2. Med. Abteilung, Abteilung für Rheumatologie, Kaiser Franz-Josef-Spital, Sozialmedizinisches Zentrum Süd, Kundratstr., 1100, Wien, Österreich,


Patients with rheumatoid arthritis (RA) have an increased risk of urolithiasis which is further negatively impacted by a reduced bone density. Interstitial cystitis also tends to occur more often in patients with rheumatic diseases.
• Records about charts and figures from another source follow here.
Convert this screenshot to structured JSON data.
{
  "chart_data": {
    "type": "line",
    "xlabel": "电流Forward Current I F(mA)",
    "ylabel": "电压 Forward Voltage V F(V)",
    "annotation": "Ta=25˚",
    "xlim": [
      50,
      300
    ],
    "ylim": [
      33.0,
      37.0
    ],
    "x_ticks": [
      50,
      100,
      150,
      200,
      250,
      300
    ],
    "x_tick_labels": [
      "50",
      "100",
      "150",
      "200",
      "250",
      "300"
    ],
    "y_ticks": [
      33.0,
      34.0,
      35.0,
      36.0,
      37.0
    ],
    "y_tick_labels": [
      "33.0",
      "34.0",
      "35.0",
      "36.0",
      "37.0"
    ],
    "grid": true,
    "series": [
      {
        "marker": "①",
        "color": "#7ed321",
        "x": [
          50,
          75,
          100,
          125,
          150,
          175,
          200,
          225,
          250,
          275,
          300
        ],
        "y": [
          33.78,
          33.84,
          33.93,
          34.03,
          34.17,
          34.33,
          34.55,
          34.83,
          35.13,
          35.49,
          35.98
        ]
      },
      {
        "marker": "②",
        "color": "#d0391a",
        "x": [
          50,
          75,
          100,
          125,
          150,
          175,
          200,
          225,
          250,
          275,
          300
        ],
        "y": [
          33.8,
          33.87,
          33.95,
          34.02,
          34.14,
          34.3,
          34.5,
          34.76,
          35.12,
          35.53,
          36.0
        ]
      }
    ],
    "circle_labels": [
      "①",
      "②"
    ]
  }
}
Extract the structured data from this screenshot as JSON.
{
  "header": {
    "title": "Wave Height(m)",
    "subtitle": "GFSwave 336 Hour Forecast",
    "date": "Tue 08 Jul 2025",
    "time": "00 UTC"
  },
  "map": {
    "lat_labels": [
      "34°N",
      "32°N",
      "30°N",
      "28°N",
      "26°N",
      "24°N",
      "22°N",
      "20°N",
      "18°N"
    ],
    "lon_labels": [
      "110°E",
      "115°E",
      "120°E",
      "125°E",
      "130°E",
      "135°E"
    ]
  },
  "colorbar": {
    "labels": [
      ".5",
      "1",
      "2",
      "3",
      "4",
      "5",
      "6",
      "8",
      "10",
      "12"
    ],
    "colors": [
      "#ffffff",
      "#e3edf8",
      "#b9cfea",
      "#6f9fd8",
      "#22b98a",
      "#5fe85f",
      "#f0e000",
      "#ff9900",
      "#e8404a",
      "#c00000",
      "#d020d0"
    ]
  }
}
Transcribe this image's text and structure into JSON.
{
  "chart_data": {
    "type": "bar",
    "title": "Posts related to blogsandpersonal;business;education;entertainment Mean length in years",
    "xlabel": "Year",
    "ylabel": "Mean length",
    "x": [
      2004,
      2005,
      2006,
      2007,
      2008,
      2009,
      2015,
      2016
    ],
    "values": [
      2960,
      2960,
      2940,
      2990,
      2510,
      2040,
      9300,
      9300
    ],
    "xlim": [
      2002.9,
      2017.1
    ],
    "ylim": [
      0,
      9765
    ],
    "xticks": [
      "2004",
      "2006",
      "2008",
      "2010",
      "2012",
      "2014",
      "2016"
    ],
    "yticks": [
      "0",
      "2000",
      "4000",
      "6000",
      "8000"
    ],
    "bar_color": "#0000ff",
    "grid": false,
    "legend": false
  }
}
The high incidence of bacterial urogenital infections is influenced by the use of immunomodulating drugs. Many RA patients have to undergo numerous tests until a diagnosis is reached and are then treated as outpatients on a tightly controlled schedule. Despite a closely controlled rheumatological follow-up, urological screening and determination of a baseline prostate-specific antigen (PSA) value (in men over 45 years old) should not be neglected. In patients with an increased risk of renal and bladder neoplasms or when such a diagnosis is known, the benefit of long-term use of high doses of non-steroidal anti-inflammatory drugs (NSAID, aspirin type) should be carefully weighed up with a risk profile and after specialist urological assessment. Patients who suffer from sexual dysfunction due to physical limitations and prolonged medical therapy should undergo urological and gynecological assessment to exclude contributing causes. The use of aphrodisiacs and erection-enhancing drugs (e.g. PDE5 inhibitors, local injection with prostaglandins and vacuum therapy) require prior approval by a medical specialist and also cardiovascular stability. Acute urinary retention is more common in chronic inflammatory musculoskeletal diseases.